Happy Christmas in our village? Perhaps.


   It’s been incredibly busy around the village lately as we all catch up on Christmas shopping and the purchase of sufficient alcohol to sink the proverbial battleship, but we have now lapsed into a mulled haze of pleasantries and goodwill.  Work is officially over for the OH this afternoon but he’s managed to arrange to work from home today, which is just as well as we went carol-singing round the village last night.  This is generally a very pleasant evening out, aided by the unseasonably mild weather which meant we were all sweating buckets by the time we got into the pub that was our final stop, but no-one seemed to either notice or mind.
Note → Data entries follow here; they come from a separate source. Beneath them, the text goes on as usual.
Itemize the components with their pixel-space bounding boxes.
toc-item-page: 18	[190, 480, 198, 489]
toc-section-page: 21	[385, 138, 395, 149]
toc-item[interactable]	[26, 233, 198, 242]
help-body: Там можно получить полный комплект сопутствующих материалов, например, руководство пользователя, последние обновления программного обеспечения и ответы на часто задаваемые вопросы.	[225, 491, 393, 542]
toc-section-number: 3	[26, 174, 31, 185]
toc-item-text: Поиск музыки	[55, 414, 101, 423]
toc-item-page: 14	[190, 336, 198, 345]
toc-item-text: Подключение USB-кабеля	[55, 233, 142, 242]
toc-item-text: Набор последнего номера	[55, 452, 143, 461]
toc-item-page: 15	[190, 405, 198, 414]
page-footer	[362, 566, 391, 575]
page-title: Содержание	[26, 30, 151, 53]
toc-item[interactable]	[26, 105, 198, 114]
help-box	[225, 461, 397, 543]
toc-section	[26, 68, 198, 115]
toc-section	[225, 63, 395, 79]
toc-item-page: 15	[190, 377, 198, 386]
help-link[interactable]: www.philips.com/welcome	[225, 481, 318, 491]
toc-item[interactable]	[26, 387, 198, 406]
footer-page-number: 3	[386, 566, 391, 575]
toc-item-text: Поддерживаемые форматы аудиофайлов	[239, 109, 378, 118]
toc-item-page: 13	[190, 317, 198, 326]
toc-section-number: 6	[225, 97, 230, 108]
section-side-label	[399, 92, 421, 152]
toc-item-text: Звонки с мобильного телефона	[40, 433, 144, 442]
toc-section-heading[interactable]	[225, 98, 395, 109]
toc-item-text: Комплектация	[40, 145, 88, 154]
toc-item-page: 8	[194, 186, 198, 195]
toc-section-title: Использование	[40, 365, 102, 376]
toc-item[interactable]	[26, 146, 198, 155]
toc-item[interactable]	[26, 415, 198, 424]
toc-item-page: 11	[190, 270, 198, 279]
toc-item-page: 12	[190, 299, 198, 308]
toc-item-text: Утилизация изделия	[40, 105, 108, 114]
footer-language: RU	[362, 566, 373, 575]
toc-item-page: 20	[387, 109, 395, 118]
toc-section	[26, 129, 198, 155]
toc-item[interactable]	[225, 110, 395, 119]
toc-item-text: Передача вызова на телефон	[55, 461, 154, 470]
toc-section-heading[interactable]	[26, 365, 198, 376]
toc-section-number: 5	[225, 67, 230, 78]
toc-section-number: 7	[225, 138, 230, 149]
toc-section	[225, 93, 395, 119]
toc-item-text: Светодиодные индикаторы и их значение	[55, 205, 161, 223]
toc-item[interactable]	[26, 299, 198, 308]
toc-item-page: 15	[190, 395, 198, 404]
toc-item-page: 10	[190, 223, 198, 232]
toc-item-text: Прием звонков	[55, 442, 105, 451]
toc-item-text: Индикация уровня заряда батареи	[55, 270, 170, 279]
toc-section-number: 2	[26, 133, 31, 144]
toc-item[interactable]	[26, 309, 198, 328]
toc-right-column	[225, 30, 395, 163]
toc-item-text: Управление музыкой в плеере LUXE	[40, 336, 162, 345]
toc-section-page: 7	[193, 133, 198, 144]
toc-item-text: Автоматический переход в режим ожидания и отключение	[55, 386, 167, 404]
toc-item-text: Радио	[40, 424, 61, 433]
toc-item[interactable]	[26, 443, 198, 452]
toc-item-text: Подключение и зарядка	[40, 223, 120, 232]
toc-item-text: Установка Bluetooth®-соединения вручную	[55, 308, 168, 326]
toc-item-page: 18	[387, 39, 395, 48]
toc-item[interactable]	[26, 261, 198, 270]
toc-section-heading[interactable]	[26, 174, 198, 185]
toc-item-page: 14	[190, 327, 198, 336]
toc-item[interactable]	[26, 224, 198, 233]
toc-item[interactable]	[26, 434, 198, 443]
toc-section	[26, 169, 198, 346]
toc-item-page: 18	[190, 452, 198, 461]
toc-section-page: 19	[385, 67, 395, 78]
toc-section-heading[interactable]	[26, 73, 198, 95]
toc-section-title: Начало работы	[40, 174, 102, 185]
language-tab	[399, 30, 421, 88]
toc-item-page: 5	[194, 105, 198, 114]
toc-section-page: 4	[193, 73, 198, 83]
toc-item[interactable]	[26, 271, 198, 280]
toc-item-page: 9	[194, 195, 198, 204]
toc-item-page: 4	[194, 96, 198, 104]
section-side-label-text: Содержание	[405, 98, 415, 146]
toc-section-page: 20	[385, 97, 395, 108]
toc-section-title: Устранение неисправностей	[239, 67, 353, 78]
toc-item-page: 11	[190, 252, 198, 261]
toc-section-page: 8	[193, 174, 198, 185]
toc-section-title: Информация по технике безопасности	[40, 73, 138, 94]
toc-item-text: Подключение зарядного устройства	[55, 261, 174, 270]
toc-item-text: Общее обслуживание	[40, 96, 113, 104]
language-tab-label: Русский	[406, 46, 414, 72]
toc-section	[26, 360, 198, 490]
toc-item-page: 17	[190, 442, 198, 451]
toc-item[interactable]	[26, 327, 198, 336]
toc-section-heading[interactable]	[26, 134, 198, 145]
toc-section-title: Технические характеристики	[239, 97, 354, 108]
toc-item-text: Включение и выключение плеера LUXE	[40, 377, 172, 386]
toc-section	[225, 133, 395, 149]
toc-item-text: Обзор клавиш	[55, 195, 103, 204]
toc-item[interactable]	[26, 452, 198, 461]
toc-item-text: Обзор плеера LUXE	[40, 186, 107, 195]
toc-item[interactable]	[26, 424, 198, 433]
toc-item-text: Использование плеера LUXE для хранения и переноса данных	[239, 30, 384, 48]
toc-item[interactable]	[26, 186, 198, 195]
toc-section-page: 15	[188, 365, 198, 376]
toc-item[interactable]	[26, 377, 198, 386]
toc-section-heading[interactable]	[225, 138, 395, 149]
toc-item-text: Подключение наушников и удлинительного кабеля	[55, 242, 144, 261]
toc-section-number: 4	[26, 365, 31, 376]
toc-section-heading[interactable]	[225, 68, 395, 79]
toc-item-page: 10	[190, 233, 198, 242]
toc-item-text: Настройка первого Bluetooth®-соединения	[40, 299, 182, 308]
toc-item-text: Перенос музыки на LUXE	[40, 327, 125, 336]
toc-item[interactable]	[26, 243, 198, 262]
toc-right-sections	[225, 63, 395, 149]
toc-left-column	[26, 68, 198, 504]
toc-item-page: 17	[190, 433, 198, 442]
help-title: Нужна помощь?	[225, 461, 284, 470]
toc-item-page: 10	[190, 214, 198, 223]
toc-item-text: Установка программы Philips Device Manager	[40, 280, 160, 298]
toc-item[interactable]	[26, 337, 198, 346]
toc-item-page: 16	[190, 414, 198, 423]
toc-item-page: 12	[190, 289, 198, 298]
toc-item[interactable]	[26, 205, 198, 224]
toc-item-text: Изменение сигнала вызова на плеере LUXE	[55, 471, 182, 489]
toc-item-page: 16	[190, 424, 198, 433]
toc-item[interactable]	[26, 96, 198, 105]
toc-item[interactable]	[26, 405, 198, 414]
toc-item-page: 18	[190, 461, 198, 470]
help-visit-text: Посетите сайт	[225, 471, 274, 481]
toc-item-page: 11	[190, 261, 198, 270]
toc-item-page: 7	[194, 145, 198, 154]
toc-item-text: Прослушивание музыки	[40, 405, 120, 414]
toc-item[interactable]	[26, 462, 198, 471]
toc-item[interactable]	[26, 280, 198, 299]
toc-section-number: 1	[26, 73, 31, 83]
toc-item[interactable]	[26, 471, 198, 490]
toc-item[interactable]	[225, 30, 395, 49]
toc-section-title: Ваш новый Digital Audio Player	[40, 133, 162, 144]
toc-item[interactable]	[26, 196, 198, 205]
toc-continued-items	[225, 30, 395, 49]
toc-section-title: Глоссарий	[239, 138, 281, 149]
    There was only one downer in the entire evening, in fact.  Most houses in the village now have at least a wreath on the door or a visible Christmas tree lit up in the front room, but quite a few have illuminated icicles, rippling snow-flurries or even Santas in their sleighs.  I hate to think what the electricity bill is for some people as not everyone fitted solar panels...  However, one house had a wide array of lights attached to its front and planted in the garden but none had been switched on.
  “Oh look,” I said to one of my fellow singers, “they’ve realised how much electricity they’re using and have decided not to turn them on yet.”
  “Didn’t you know? That’s Janet and Brian’s house.”  I shrugged in my ignorance, so my informant continued, “She was pregnant with twins? Tall woman with blonde hair?”
    I thought back over some of the larger people I had seen around the village lately and could faintly recall an attractive blonde who was clearly finding pregnancy very tiring.  “Has she had them then?”
  “They weren’t due until January 17th, but she went into labour last week.  Both babies went into a special care unit but one of them didn’t survive and it’s touch and go for the other.  They’re probably at the hospital.”
  It was sobering information through all the merriment.  How does anyone celebrate Christmas under such circumstances?   It made the words of ‘Away in a Manger’ far more poignant when we sang it at the next stop, whatever one’s religious beliefs.  And I had a chat with our ‘head chorister’, Les.  He was going to donate the money we collected to the Parkinson’s Society for family reasons, but now it’s all going to go to Sands, a support group for people like Janet and Brian.  And I shall pop a note through their door this afternoon, asking if they want to drop in for some cake when they get back from the hospital.  I can’t imagine they will, but the least I can do is offer.  Merry Christmas indeed.